Posted By Greg Elmassian on 06/02/2009 8:42 PM
Yep, went through everything I had, I was sure the container cars were the tallest, did not realize how much larger 1:20.3 was as compared to 1:29... 

Hey, where's the USAT Hudson sale? 

ha ha... 

Greg



*Yup I have a source for you, but remember once you buy a hudson you will never want to go back HE HE HE........ Give me a







tommarrow as im trying to explain tonight to my new Female why trains are so STRESS RELEAVING HE HE HE







*


----------



## GG (Jan 1, 2009)

Posted By Greg Elmassian on 06/02/2009 8:25 PM
I thought my stack cars were the tallest on my layout, but the balloon stack on my 1:20.3 Bachmann shay is taller, at about 10.5 inches from rail top.

Regards, Greg (the hole you see is about 12" from rail top...) 
















GREG: Do I see advertising here ????????????????????????????????????

LOL


----------



## GG (Jan 1, 2009)

Posted By Greg Elmassian on 06/02/2009 8:30 PM
Shay 10.5", tunnel 12", no problem... this picture was side clearance test... 

Yes, selling the shay, does not match my 1:29 stuff... 

Regards, Greg





Did I hear that someone was selling a Shay? 

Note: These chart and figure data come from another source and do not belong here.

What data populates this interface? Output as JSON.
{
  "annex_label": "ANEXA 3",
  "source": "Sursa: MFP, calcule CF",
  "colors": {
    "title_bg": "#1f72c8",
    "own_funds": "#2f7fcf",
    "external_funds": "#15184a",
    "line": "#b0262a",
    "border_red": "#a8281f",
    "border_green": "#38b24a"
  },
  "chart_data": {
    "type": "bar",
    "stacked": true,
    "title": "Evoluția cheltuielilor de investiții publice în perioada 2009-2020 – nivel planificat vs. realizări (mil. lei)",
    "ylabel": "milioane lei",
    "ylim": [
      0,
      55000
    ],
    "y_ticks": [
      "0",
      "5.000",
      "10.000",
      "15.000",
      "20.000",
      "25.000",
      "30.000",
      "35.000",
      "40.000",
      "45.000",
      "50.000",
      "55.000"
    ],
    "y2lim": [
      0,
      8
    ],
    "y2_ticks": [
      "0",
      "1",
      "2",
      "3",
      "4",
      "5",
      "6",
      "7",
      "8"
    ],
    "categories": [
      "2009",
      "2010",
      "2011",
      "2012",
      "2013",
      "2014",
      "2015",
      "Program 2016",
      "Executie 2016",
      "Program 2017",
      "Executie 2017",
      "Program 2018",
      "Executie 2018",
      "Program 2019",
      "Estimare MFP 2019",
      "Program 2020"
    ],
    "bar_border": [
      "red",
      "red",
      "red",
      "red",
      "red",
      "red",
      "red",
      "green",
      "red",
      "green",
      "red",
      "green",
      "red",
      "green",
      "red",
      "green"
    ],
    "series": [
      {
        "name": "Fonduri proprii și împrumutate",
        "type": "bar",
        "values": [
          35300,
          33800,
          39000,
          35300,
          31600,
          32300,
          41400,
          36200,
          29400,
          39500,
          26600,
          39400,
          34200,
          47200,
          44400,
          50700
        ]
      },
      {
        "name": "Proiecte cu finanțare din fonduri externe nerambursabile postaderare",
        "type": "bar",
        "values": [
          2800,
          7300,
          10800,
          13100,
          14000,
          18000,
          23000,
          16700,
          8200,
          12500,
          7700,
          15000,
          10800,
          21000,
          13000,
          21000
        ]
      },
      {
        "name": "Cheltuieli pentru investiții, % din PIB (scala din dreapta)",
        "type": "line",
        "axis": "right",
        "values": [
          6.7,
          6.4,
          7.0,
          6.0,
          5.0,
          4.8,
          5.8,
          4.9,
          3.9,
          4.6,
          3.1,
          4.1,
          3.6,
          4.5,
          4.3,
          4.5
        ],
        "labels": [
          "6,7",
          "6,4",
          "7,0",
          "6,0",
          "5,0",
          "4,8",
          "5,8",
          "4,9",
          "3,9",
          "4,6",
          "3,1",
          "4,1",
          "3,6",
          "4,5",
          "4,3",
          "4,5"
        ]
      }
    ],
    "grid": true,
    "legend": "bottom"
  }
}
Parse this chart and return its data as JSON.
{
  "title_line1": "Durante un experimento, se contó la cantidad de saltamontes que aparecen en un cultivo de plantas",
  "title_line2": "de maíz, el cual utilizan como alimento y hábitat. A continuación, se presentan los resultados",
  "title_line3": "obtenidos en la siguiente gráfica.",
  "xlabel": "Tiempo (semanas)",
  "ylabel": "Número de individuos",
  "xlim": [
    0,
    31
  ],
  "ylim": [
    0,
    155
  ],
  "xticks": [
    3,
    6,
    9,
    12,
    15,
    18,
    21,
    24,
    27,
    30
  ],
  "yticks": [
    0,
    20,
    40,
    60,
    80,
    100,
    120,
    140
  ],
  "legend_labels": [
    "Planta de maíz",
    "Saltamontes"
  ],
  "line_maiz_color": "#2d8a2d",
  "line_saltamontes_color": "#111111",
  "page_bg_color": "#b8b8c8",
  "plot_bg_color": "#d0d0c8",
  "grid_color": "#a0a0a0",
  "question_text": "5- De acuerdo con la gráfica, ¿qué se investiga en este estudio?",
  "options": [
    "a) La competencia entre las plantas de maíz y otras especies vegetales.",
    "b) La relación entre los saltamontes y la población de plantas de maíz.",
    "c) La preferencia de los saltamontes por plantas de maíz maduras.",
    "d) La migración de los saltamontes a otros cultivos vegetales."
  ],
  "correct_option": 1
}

If so I promise to be nice....


----------



## Greg Elmassian (Jan 3, 2008)

Yes selling a shay, 2 truck one, but with brand new all metal trucks... and sorry about the picture, I had left the throttle in the picture inadvertently... ran the train into the tunnel and put the throttle down to take the picture... early picture, the throttle is wired... 

Regards, Greg


----------



## aceinspp (Jan 2, 2008)

Yep I did say go to Nicks urplus store and lo and bo hold a Hudson may show up.







Later RJD


----------



## Manco (Jan 5, 2009)

That's the info I needed, thanks. Looks like I'm going to be alright with the grades I have laid out. if I had to make the grades any steeper I would have needed to buy Greg's shay and call it a logging line


----------



## aceinspp (Jan 2, 2008)

Except that shay would look funny pulling those stack packs







Later RJD


----------